Campbell was director of developer Herosoft, which in November 2010 launched "Free-App Hero", an aggregator application created to help consumers find the best free games available for iOS. Despite a positive critical reception – the app was described by Pocket Gamer as a "very useful tool", by The Guardian as "a bargain-hunter's dream" and by Cult of Mac as "a fantastic app tracker" which the site placed "at the top of our must-have apps list" – the project was not a commercial success and has now been removed from the App Store.

===Campaigning===
Campbell was a founding member of the campaigning group FairPlay, which led a week-long boycott of videogame purchasing in late 2002, in protest at what it regarded as the artificially high prices of games.

In 2003, FairPlay switched its attention to the slot machine industry, attracting coverage in the broadsheet and tabloid press.
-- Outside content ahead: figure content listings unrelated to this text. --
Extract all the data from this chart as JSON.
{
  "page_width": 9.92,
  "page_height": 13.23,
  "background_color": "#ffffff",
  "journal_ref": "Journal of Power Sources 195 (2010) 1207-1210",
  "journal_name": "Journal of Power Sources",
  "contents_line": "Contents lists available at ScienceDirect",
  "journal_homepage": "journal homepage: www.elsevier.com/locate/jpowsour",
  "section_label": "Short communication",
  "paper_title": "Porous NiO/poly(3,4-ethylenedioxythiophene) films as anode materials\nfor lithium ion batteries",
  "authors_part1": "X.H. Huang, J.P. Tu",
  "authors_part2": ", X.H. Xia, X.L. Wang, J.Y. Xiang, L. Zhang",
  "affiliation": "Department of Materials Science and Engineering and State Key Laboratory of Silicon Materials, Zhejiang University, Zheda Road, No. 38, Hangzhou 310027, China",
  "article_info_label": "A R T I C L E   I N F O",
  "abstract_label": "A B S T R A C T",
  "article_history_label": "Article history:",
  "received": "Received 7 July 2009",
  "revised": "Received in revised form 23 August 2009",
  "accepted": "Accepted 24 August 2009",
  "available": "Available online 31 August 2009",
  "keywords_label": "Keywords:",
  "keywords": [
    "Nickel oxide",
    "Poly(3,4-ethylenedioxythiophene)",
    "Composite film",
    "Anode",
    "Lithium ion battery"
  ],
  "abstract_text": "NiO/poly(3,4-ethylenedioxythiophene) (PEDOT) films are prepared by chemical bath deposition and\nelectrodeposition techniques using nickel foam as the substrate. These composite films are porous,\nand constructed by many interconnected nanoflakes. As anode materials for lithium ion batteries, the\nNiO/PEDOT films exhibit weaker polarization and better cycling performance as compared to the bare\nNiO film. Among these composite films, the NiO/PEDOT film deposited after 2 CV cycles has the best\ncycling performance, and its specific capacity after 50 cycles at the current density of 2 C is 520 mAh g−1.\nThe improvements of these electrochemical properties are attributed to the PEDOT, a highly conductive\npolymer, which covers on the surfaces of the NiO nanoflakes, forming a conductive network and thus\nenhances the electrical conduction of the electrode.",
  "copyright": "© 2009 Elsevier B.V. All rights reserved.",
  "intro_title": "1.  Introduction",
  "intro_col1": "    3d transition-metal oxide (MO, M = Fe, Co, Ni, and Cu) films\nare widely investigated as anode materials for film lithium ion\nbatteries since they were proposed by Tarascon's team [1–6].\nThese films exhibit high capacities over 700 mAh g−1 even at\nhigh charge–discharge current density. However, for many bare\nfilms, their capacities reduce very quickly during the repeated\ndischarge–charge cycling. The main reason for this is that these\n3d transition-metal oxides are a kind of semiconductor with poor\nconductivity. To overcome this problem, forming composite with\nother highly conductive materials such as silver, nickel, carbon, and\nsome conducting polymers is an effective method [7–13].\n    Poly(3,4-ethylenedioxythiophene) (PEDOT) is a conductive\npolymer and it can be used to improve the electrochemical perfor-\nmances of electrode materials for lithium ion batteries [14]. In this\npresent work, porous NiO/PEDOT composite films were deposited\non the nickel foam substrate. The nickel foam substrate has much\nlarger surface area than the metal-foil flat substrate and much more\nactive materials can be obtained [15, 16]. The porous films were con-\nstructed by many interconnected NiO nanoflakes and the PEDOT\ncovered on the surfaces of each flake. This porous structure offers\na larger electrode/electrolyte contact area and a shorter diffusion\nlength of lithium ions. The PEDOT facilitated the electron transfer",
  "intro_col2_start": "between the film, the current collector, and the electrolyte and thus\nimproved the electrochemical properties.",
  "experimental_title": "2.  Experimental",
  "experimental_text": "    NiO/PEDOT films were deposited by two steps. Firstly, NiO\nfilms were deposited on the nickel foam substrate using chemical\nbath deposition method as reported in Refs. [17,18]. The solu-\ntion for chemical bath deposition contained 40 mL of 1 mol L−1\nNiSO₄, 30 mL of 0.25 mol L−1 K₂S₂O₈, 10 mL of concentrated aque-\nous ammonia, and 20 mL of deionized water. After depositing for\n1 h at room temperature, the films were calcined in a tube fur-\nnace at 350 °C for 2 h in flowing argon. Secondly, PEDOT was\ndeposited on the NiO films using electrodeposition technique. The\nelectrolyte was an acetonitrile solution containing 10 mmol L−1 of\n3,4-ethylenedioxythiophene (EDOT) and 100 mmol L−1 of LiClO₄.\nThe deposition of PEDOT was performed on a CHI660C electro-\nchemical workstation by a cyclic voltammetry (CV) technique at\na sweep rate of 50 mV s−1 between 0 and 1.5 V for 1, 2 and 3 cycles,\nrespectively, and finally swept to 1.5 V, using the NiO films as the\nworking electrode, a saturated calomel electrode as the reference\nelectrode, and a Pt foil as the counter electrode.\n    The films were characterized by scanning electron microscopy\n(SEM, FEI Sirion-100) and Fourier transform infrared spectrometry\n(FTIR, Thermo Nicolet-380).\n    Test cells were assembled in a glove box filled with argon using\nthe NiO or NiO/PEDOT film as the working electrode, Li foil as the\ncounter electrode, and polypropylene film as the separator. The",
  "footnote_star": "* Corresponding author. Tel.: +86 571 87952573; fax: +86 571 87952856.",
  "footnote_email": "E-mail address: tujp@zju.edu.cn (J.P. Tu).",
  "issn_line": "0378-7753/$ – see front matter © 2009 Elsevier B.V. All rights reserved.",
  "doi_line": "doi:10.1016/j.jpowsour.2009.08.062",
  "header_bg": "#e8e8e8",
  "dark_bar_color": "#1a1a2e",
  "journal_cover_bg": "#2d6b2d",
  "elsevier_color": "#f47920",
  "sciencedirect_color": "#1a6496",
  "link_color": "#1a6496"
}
As a spokesman for FairPlay, Campbell explained how the majority of fruit machines would cheat the player by offering "gambles" which had no chance of success, ensuring the player lost whichever option they chose. The campaign succeeded in having a warning from the Gaming Board of Great Britain (now the Gambling Commission) added to the front of all subsequent machines which exhibited this behaviour, although it was unsuccessful in having the practice outlawed entirely.

==Wings Over Scotland==

Campbell launched Wings Over Scotland in November 2011 with the stated aim of providing a "fair and honest perspective on Scottish politics" with a pro-independence slant, after he "got fed up of just shouting at the TV when Newsnight Scotland was on".

==Hillsborough disaster comments==
Comments made by Campbell in 2012 relating to the Hillsborough disaster caused controversy by suggesting that Liverpool F.C. fans "were to blame because they, alone, were the ones who pushed and thereby caused the crush". Later Campbell said: "I stand absolutely by the stuff that I've written about Hillsborough".

==Views on LGBTQ+ issues==
In May 2020, Campbell lost a defamation case against Kezia Dugdale. Dugdale had accused him of making "homophobic tweets", an allegation Campbell said was defamatory. He appealed the initial ruling in Dugdale's favour to Scotland's highest civil court, the Inner House of the Court of Session, where he lost.

Campbell has been outspoken about his opposition to transgender rights, and has dedicated numerous blog posts to the subject. In June 2024, Campbell referred to trans people as the "unfortunate mentally-disturbed 0.37% of the Scottish population that doesn’t know what sex it is".

When Campbell was banned from Twitter in 2020, he said that it was an instance of "direct censorship" motivated by the platform's support for "controversial and massively unpopular trangender ideology." His account was reinstated in 2022 after Elon Musk's purchase of the platform.